Below code is to find how many times a number is shown in an array. For Example:

1,2,2,2,3,4,5,5,5,5 number 2 = 3 times number 5 = 4 times.

What is the time complexity in Java for the below code? What is the best way to solve this problem in respect to Time complexity?

public static void main(String[]args)
    {
        int[] data = {1,1,2,3,4,4,4,5,6,7,8,8,8,8};
        System.out.println(count(data,8));


    }


public static int count(int[] a, int x)
{
    int count=0;
    int index=0;
    while(index<a.length)
    {
        if(a[index]==x)
        {
            count++;
        }
        index++;

    }
    return count;
}

Answer 1

O(n).When the code iterates through each and every element of the array,its 0(n).

Answer 2

O(n) This code uses each element of the array.

while(index<a.length)

You can replace it on

for(int index = 0; index < a.length; i++)

Answer 3

is it o(n) ,logN or else?

You look at every element once so it is O(n)

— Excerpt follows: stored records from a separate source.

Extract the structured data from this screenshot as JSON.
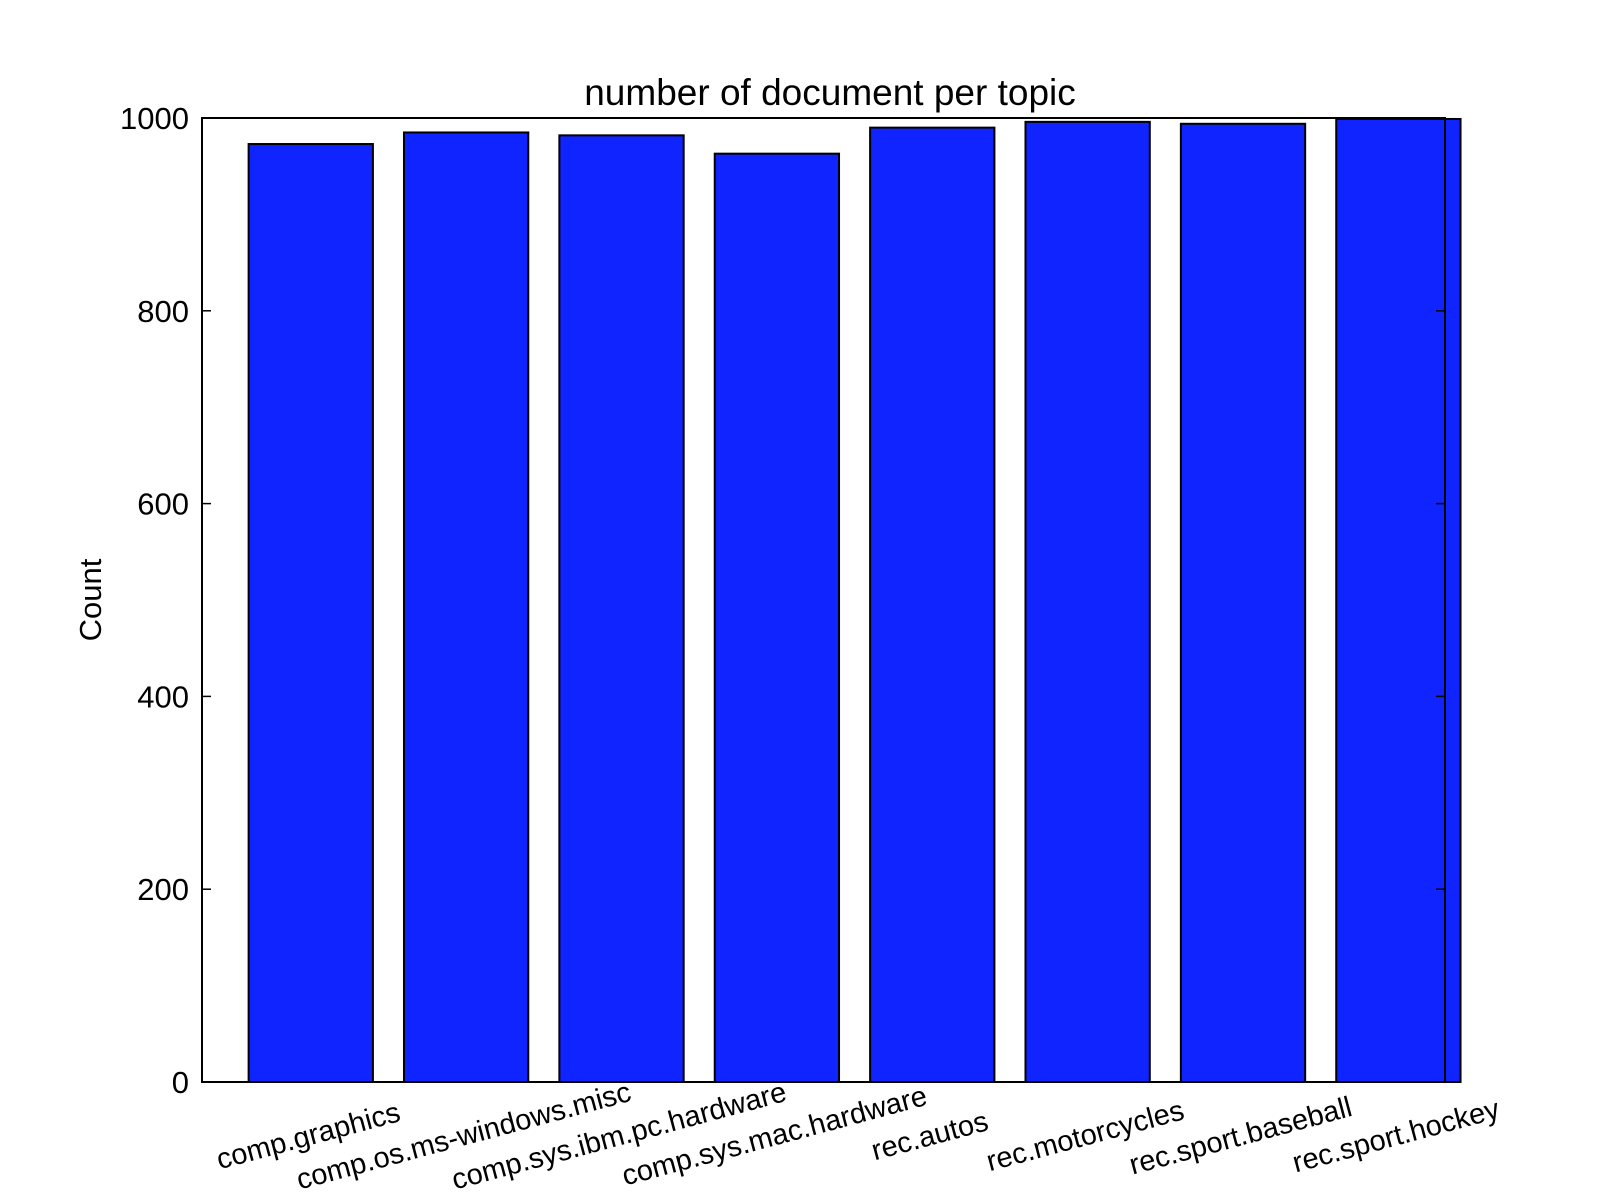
{
  "chart_data": {
    "type": "bar",
    "title": "number of document per topic",
    "xlabel": "",
    "ylabel": "Count",
    "categories": [
      "comp.graphics",
      "comp.os.ms-windows.misc",
      "comp.sys.ibm.pc.hardware",
      "comp.sys.mac.hardware",
      "rec.autos",
      "rec.motorcycles",
      "rec.sport.baseball",
      "rec.sport.hockey"
    ],
    "values": [
      973,
      985,
      982,
      963,
      990,
      996,
      994,
      999
    ],
    "ylim": [
      0,
      1000
    ],
    "yticks": [
      0,
      200,
      400,
      600,
      800,
      1000
    ],
    "ytick_labels": [
      "0",
      "200",
      "400",
      "600",
      "800",
      "1000"
    ],
    "grid": false,
    "legend": "none",
    "colors": {
      "bar_fill": "#0f24ff",
      "bar_edge": "#000000",
      "axes": "#000000"
    }
  }
}
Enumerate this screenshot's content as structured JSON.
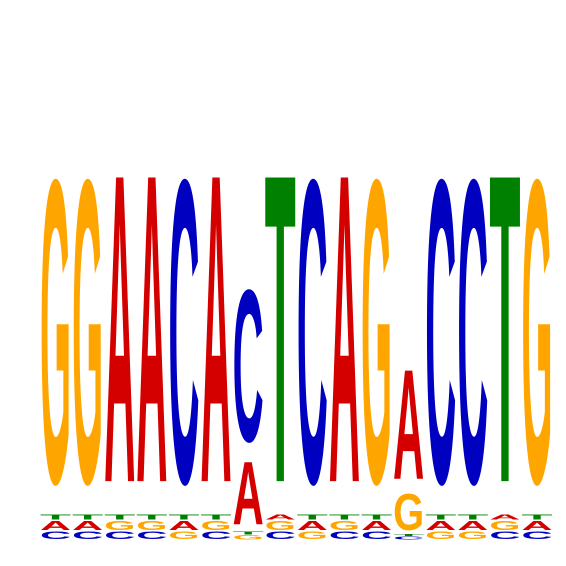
{
  "chart_data": {
    "type": "sequence-logo",
    "title": "",
    "xlabel": "",
    "ylabel": "",
    "colors": {
      "A": "#d40000",
      "C": "#0000c0",
      "G": "#ffa500",
      "T": "#008000"
    },
    "positions": [
      {
        "index": 1,
        "consensus": "G",
        "stack": [
          {
            "letter": "C",
            "weight": 0.015
          },
          {
            "letter": "A",
            "weight": 0.017
          },
          {
            "letter": "T",
            "weight": 0.01
          },
          {
            "letter": "G",
            "weight": 0.58
          }
        ]
      },
      {
        "index": 2,
        "consensus": "G",
        "stack": [
          {
            "letter": "C",
            "weight": 0.015
          },
          {
            "letter": "A",
            "weight": 0.017
          },
          {
            "letter": "T",
            "weight": 0.01
          },
          {
            "letter": "G",
            "weight": 0.58
          }
        ]
      },
      {
        "index": 3,
        "consensus": "A",
        "stack": [
          {
            "letter": "C",
            "weight": 0.015
          },
          {
            "letter": "G",
            "weight": 0.017
          },
          {
            "letter": "T",
            "weight": 0.01
          },
          {
            "letter": "A",
            "weight": 0.59
          }
        ]
      },
      {
        "index": 4,
        "consensus": "A",
        "stack": [
          {
            "letter": "C",
            "weight": 0.015
          },
          {
            "letter": "G",
            "weight": 0.017
          },
          {
            "letter": "T",
            "weight": 0.01
          },
          {
            "letter": "A",
            "weight": 0.59
          }
        ]
      },
      {
        "index": 5,
        "consensus": "C",
        "stack": [
          {
            "letter": "G",
            "weight": 0.015
          },
          {
            "letter": "A",
            "weight": 0.017
          },
          {
            "letter": "T",
            "weight": 0.01
          },
          {
            "letter": "C",
            "weight": 0.58
          }
        ]
      },
      {
        "index": 6,
        "consensus": "A",
        "stack": [
          {
            "letter": "C",
            "weight": 0.015
          },
          {
            "letter": "G",
            "weight": 0.017
          },
          {
            "letter": "T",
            "weight": 0.01
          },
          {
            "letter": "A",
            "weight": 0.59
          }
        ]
      },
      {
        "index": 7,
        "consensus": "C",
        "stack": [
          {
            "letter": "G",
            "weight": 0.008
          },
          {
            "letter": "T",
            "weight": 0.006
          },
          {
            "letter": "A",
            "weight": 0.12
          },
          {
            "letter": "C",
            "weight": 0.29
          }
        ]
      },
      {
        "index": 8,
        "consensus": "T",
        "stack": [
          {
            "letter": "C",
            "weight": 0.015
          },
          {
            "letter": "G",
            "weight": 0.017
          },
          {
            "letter": "A",
            "weight": 0.01
          },
          {
            "letter": "T",
            "weight": 0.59
          }
        ]
      },
      {
        "index": 9,
        "consensus": "C",
        "stack": [
          {
            "letter": "G",
            "weight": 0.015
          },
          {
            "letter": "A",
            "weight": 0.017
          },
          {
            "letter": "T",
            "weight": 0.01
          },
          {
            "letter": "C",
            "weight": 0.58
          }
        ]
      },
      {
        "index": 10,
        "consensus": "A",
        "stack": [
          {
            "letter": "C",
            "weight": 0.015
          },
          {
            "letter": "G",
            "weight": 0.017
          },
          {
            "letter": "T",
            "weight": 0.01
          },
          {
            "letter": "A",
            "weight": 0.59
          }
        ]
      },
      {
        "index": 11,
        "consensus": "G",
        "stack": [
          {
            "letter": "C",
            "weight": 0.015
          },
          {
            "letter": "A",
            "weight": 0.017
          },
          {
            "letter": "T",
            "weight": 0.01
          },
          {
            "letter": "G",
            "weight": 0.58
          }
        ]
      },
      {
        "index": 12,
        "consensus": "A",
        "stack": [
          {
            "letter": "C",
            "weight": 0.006
          },
          {
            "letter": "T",
            "weight": 0.004
          },
          {
            "letter": "G",
            "weight": 0.07
          },
          {
            "letter": "A",
            "weight": 0.21
          }
        ]
      },
      {
        "index": 13,
        "consensus": "C",
        "stack": [
          {
            "letter": "G",
            "weight": 0.015
          },
          {
            "letter": "A",
            "weight": 0.017
          },
          {
            "letter": "T",
            "weight": 0.01
          },
          {
            "letter": "C",
            "weight": 0.58
          }
        ]
      },
      {
        "index": 14,
        "consensus": "C",
        "stack": [
          {
            "letter": "G",
            "weight": 0.015
          },
          {
            "letter": "A",
            "weight": 0.017
          },
          {
            "letter": "T",
            "weight": 0.01
          },
          {
            "letter": "C",
            "weight": 0.58
          }
        ]
      },
      {
        "index": 15,
        "consensus": "T",
        "stack": [
          {
            "letter": "C",
            "weight": 0.015
          },
          {
            "letter": "G",
            "weight": 0.017
          },
          {
            "letter": "A",
            "weight": 0.01
          },
          {
            "letter": "T",
            "weight": 0.59
          }
        ]
      },
      {
        "index": 16,
        "consensus": "G",
        "stack": [
          {
            "letter": "C",
            "weight": 0.015
          },
          {
            "letter": "A",
            "weight": 0.017
          },
          {
            "letter": "T",
            "weight": 0.01
          },
          {
            "letter": "G",
            "weight": 0.58
          }
        ]
      }
    ]
  }
}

if it is o(n), can I can i do this task with LogN complicity?

Do a binary search with a low and high value searching for the value just less than the one you search for and just above. The difference between these two result will tell you how many there are. This is an O(Log N) search.

Answer 4

You examine each element of the array, and therefore your code has O(n) time complexity.

To do it in O(log n) time, you have to exploit the fact that the array is sorted. This can be done with a variant of binary search. Since this looks like homework, I'll let you think about it for a bit before offering any more hints.

Answer 5

The answer is O(n).

You loop through the array looking once at every index.

e.g. array size is 10 --> 10 comparisons, array size is 100 --> 100 comparisons and so on.

Answer 6

while(index<a.length)

This loop is run once per value in data. This is O(n). If you want to do this in O(log n) you will need a sorted array and a binary search. You have a sorted array, so you would just need to do a binary search.